Write a paragraph explaining why this is likely a bad idea. Reference specific concepts from Chapters 25 and 26 (overfitting, bias-variance tradeoff, multicollinearity, interpretability).

Guidance Using all 200 features is problematic for several reasons. First, with many features relative to observations, the model will almost certainly overfit — it will find patterns in the training data that are just noise, producing high training R² but low test R² (Chapter 25 bias-variance tradeoff). Second, many features will be correlated with each other (multicollinearity), making individual coefficients unreliable and uninterpretable. Third, features like "carpet color in office" or "birth month" have no plausible relationship with performance — including them adds noise without signal. Fourth, an interpretable model with 5-10 well-chosen features is far more useful for decision-making than a 200-feature black box. The recommended approach: start with domain knowledge to select the most plausible features, build a simple model, then add features incrementally only if they improve test performance.

Exercise 26.23Model comparison report ⭐⭐⭐

Build three models of increasing complexity and write a short report comparing them:

  1. Model A: Simple regression with 1 feature
  2. Model B: Multiple regression with 3-4 features
  3. Model C: Multiple regression with 3-4 features plus polynomial terms (degree 2)

For each, report training R², test R², MAE, and whether the model is overfitting, underfitting, or well-fit. Which model would you deploy and why?

Guidance Use any dataset from the exercises above. The report should show that Model A likely underfits (low R² on both sets), Model B likely fits well (good R² on both sets, small gap), and Model C might overfit slightly (higher training R², potentially lower test R² than Model B). The choice should favor Model B if it offers good performance without overfitting, emphasizing the principle of parsimony — the simplest model that captures the important patterns.

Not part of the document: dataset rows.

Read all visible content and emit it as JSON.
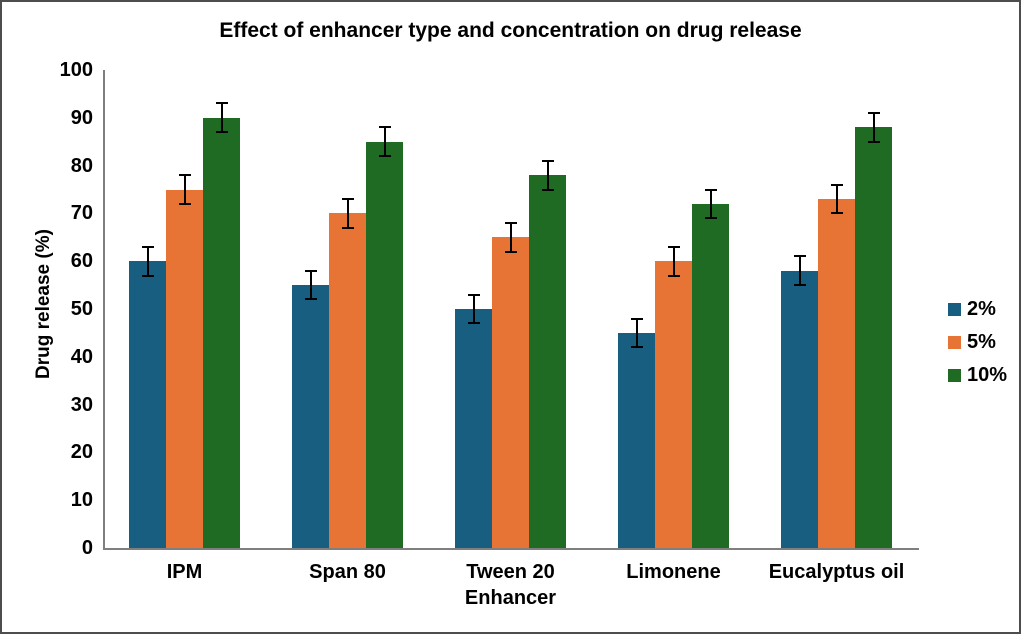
{
  "chart_data": {
    "type": "bar",
    "title": "Effect of enhancer type and concentration on drug release",
    "xlabel": "Enhancer",
    "ylabel": "Drug release (%)",
    "categories": [
      "IPM",
      "Span 80",
      "Tween 20",
      "Limonene",
      "Eucalyptus oil"
    ],
    "series": [
      {
        "name": "2%",
        "color": "#175E81",
        "values": [
          60,
          55,
          50,
          45,
          58
        ],
        "error": 3
      },
      {
        "name": "5%",
        "color": "#E77334",
        "values": [
          75,
          70,
          65,
          60,
          73
        ],
        "error": 3
      },
      {
        "name": "10%",
        "color": "#1F6B24",
        "values": [
          90,
          85,
          78,
          72,
          88
        ],
        "error": 3
      }
    ],
    "ylim": [
      0,
      100
    ],
    "yticks": [
      0,
      10,
      20,
      30,
      40,
      50,
      60,
      70,
      80,
      90,
      100
    ],
    "grid": "off",
    "legend_position": "right",
    "error_bar_color": "#000000",
    "axis_color": "#7f7f7f",
    "frame_border_color": "#4d4d4d",
    "background_color": "#ffffff"
  }
}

Exercise 26.24Real-world regression critique ⭐⭐⭐

Find a news article or blog post that presents results from a regression analysis (search for "regression analysis shows that..." or "our model predicts that..."). Critically evaluate the claims:

  1. What is the target variable? What features are used?
  2. Is this a prediction or explanation task?
  3. Do the authors confuse correlation with causation?
  4. Is R² or any evaluation metric reported? If so, is it the training or test score?
  5. Could there be important confounders not included in the model?
  6. Are the results being extrapolated beyond the range of the data?
Guidance This is an open-ended research exercise. Strong answers will identify specific claims, apply the critical thinking framework from Chapters 24-26, and note where the article falls short of rigorous analysis. Common issues: causal language for observational data, no test set evaluation, missing confounders, and extrapolation beyond the data range.

Exercise 26.25Teaching linear regression ⭐⭐⭐⭐

Write a 200-word explanation of linear regression for someone who has never taken a statistics course. Use an analogy. Do not use any mathematical notation. Your explanation should cover: what the model does, what "best fit" means, and why we need to test on data the model hasn't seen.

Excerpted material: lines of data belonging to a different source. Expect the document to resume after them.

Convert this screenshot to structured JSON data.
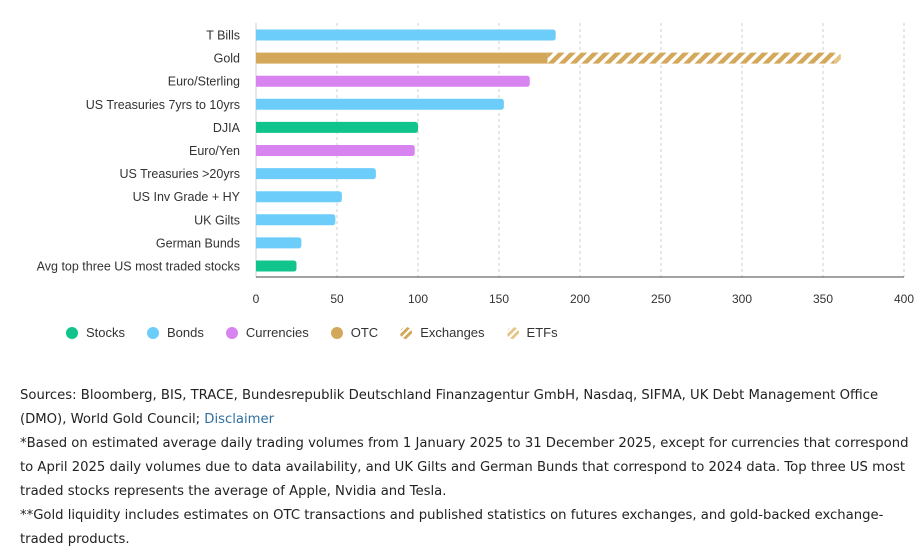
{
  "chart_data": {
    "type": "bar",
    "orientation": "horizontal",
    "stacked": true,
    "xlim": [
      0,
      400
    ],
    "x_ticks": [
      0,
      50,
      100,
      150,
      200,
      250,
      300,
      350,
      400
    ],
    "grid": true,
    "legend_position": "bottom-left",
    "categories": [
      "T Bills",
      "Gold",
      "Euro/Sterling",
      "US Treasuries 7yrs to 10yrs",
      "DJIA",
      "Euro/Yen",
      "US Treasuries >20yrs",
      "US Inv Grade + HY",
      "UK Gilts",
      "German Bunds",
      "Avg top three US most traded stocks"
    ],
    "bars": [
      {
        "category": "T Bills",
        "segments": [
          {
            "series": "Bonds",
            "value": 185
          }
        ]
      },
      {
        "category": "Gold",
        "segments": [
          {
            "series": "OTC",
            "value": 180
          },
          {
            "series": "Exchanges",
            "value": 177
          },
          {
            "series": "ETFs",
            "value": 4
          }
        ]
      },
      {
        "category": "Euro/Sterling",
        "segments": [
          {
            "series": "Currencies",
            "value": 169
          }
        ]
      },
      {
        "category": "US Treasuries 7yrs to 10yrs",
        "segments": [
          {
            "series": "Bonds",
            "value": 153
          }
        ]
      },
      {
        "category": "DJIA",
        "segments": [
          {
            "series": "Stocks",
            "value": 100
          }
        ]
      },
      {
        "category": "Euro/Yen",
        "segments": [
          {
            "series": "Currencies",
            "value": 98
          }
        ]
      },
      {
        "category": "US Treasuries >20yrs",
        "segments": [
          {
            "series": "Bonds",
            "value": 74
          }
        ]
      },
      {
        "category": "US Inv Grade + HY",
        "segments": [
          {
            "series": "Bonds",
            "value": 53
          }
        ]
      },
      {
        "category": "UK Gilts",
        "segments": [
          {
            "series": "Bonds",
            "value": 49
          }
        ]
      },
      {
        "category": "German Bunds",
        "segments": [
          {
            "series": "Bonds",
            "value": 28
          }
        ]
      },
      {
        "category": "Avg top three US most traded stocks",
        "segments": [
          {
            "series": "Stocks",
            "value": 25
          }
        ]
      }
    ],
    "series": [
      {
        "name": "Stocks",
        "color": "#10c48b",
        "pattern": "solid"
      },
      {
        "name": "Bonds",
        "color": "#6ccdfb",
        "pattern": "solid"
      },
      {
        "name": "Currencies",
        "color": "#d783f0",
        "pattern": "solid"
      },
      {
        "name": "OTC",
        "color": "#d4a85a",
        "pattern": "solid"
      },
      {
        "name": "Exchanges",
        "color": "#d4a85a",
        "pattern": "hatch"
      },
      {
        "name": "ETFs",
        "color": "#e6c589",
        "pattern": "hatch"
      }
    ]
  },
  "notes": {
    "sources": "Sources: Bloomberg, BIS, TRACE, Bundesrepublik Deutschland Finanzagentur GmbH, Nasdaq, SIFMA, UK Debt Management Office (DMO), World Gold Council; ",
    "disclaimer_link": "Disclaimer",
    "footnote1": "*Based on estimated average daily trading volumes from 1 January 2025 to 31 December 2025, except for currencies that correspond to April 2025 daily volumes due to data availability, and UK Gilts and German Bunds that correspond to 2024 data. Top three US most traded stocks represents the average of Apple, Nvidia and Tesla.",
    "footnote2": "**Gold liquidity includes estimates on OTC transactions and published statistics on futures exchanges, and gold-backed exchange-traded products."
  }
}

Guidance A strong answer will use a clear analogy (like the "drawing a line through dots" idea from the chapter), explain the concept of minimizing errors in everyday language, and use the "memorizing vs. learning" analogy for train-test splits. Avoid jargon — no "residuals," "least squares," or "R-squared." Instead: "errors," "best line," and "how much of the pattern the line captures." The 200-word limit forces conciseness — this is harder than writing a long explanation.